Ему никак не давалось слово «самоубийство»…
— Может, она потеряла надежду? Пришла в отчаяние, увидев, что никто не прислушивается к ее словам?
— По-вашему, это достаточная причина для того, чтобы покончить с собой, да еще оставив глупейшую записку, набранную на компьютере? Моя мать, да будет вам известно, даже не знала, на какую кнопку надо нажать, чтобы включить телевизор! И потом, это «простите»… У кого она просит прошения? Если уж на то пошло, мама просила бы прошения конкретно у меня и у сестры, назвав нас по именам! Поверьте мне, я знаю, что говорю. Записку писала не она.
— А кто же?
— Я пока не знаю… Мне ясно лишь, что это был очень хладнокровный и подлый человек…
Только сейчас Мэгги отметила про себя, что сын Рахель выглядел неважно. Волосы его сбились в колтун, словно он все последние сутки терзал их пятерней… Она вдруг живо представила себе, как он сидит, уперев локти в колени и запустив руки в волосы, и всем телом раскачивается от горя взад-вперед… И ведь тогда он еще не знал о том, что лишился не только отца, но и матери.
— И одновременно глупый! — вдруг воскликнул он. — Да, да, тупая скотина! Кто пишет предсмертные записки на компьютере, а потом их распечатывает?
— Зачем кому-то могло понадобиться убивать вашу мать?
— Она же сказала вам: это вопрос жизни и смерти. Ей просто хотели заткнуть рот.
— Но ведь она также сказала, что сама ничего не знает. Что муж нарочно держал ее в неведении ради ее же безопасности.

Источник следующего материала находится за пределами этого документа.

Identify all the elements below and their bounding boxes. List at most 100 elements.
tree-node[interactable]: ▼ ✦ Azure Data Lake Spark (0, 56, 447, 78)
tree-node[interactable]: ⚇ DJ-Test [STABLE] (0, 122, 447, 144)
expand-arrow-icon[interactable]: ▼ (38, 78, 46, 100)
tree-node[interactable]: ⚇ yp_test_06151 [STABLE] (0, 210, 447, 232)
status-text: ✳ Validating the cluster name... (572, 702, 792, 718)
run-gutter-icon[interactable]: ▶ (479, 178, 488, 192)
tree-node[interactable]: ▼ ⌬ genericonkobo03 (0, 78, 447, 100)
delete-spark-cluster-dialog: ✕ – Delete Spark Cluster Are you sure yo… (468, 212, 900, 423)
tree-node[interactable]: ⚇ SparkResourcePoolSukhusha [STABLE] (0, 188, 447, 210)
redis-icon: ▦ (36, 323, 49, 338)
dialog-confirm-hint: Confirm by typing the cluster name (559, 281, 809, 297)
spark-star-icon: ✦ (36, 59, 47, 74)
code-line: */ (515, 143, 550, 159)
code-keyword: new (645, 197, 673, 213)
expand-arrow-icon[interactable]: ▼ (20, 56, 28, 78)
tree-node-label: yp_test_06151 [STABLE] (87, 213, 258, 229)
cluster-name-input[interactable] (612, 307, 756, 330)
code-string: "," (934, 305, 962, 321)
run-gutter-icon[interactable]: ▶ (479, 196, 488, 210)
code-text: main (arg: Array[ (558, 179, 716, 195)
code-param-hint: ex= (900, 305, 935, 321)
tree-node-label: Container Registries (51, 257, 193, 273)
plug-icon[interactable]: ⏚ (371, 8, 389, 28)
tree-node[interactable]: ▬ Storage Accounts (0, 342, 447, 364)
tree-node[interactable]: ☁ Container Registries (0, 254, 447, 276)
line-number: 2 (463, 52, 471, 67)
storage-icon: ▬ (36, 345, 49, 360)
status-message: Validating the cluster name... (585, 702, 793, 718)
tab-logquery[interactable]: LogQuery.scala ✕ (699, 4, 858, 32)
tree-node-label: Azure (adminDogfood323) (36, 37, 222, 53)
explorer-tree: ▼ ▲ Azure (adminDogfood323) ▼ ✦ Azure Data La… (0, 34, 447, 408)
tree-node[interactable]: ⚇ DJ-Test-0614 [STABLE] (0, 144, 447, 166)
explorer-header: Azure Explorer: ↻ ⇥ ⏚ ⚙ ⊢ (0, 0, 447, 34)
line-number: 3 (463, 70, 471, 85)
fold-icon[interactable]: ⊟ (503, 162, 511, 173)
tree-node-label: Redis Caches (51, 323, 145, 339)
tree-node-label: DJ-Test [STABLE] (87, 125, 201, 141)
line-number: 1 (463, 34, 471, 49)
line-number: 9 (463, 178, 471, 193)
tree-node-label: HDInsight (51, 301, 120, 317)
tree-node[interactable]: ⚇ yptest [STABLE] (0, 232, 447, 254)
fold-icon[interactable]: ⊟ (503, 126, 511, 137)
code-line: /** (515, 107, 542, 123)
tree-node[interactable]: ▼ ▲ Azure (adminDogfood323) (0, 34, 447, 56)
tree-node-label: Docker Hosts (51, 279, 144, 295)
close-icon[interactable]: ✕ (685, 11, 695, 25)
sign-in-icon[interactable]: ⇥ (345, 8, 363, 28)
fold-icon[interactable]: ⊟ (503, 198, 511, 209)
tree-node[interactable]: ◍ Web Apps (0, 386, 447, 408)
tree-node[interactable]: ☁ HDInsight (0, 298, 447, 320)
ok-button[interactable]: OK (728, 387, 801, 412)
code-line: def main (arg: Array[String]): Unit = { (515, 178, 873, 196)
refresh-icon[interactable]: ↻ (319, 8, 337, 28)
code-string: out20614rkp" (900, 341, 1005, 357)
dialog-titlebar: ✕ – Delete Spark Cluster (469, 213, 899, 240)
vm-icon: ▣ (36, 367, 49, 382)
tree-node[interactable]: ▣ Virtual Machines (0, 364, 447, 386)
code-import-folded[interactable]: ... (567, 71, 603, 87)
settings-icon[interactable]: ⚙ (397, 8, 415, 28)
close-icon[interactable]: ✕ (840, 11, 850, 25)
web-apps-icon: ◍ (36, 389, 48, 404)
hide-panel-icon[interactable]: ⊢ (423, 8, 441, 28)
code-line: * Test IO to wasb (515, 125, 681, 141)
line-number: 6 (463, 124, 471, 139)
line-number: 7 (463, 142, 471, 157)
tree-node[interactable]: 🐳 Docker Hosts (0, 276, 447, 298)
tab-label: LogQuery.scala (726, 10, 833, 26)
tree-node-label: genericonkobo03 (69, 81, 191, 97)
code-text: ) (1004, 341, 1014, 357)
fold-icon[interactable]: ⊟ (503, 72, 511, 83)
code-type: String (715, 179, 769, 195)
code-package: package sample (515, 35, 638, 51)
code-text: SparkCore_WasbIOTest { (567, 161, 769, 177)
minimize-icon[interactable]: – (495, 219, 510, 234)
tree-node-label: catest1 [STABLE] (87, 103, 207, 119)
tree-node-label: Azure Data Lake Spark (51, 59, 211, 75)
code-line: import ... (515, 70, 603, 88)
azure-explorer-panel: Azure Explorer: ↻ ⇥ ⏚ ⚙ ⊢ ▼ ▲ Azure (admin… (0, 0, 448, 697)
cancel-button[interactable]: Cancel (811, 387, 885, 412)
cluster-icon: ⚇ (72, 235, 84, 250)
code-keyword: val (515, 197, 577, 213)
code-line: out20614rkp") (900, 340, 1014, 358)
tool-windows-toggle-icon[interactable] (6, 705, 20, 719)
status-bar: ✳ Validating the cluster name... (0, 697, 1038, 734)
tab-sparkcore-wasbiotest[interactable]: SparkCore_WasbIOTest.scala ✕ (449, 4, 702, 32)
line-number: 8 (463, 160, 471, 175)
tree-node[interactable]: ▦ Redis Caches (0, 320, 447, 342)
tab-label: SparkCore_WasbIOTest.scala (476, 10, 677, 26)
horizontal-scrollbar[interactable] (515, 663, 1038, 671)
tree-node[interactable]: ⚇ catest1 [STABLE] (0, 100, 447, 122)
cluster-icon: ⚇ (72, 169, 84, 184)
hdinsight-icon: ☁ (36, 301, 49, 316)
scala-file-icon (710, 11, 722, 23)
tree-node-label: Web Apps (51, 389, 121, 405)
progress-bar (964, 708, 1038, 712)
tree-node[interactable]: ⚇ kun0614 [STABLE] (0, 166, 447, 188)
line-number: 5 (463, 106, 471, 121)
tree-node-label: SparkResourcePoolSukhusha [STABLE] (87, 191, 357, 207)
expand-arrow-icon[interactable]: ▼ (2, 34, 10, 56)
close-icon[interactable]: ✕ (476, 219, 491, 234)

— Да, но убийцы не хотели рисковать.
— Понимаю… — Мэгги вдруг опустила глаза. — Послушайте, может, нам надо позвонить в полицию? В «Скорую»?
— Сначала расскажите, зачем вы хотели видеть маму в столь поздний час.
— Да как сказать… Честно говоря, в свете случившегося это уже не так важно и может подождать. А сейчас нужно заниматься совсем другими вопросами…
— Я не верю в то, что официальный представитель американского правительства может нанести частный визит посреди ночи, не имея на то веских причин. Рассказывайте. Заниматься всем остальным будем потом.
— Послушайте, это настолько уже не актуально, что вы только разозлитесь, когда узнаете. С другой стороны, я же не знала…
Он вдруг схватил ее за руку — в том же месте, что и его мать накануне.
— Очень прошу. Расскажите, зачем вам необходимо было увидеться с моей матерью.
При других обстоятельствах Мэгги не задумываясь влепила бы пощечину мужчине, который посмел хватать ее за руки. Но она знала, что со стороны сына Рахель этот жест был проявлением не агрессии, а отчаяния. Спокойствие и надменность, которые недавно бросились ей в глаза, исчезли без следа. Перед ней стоял несчастный молодой человек, у которого глаза блестели от слез.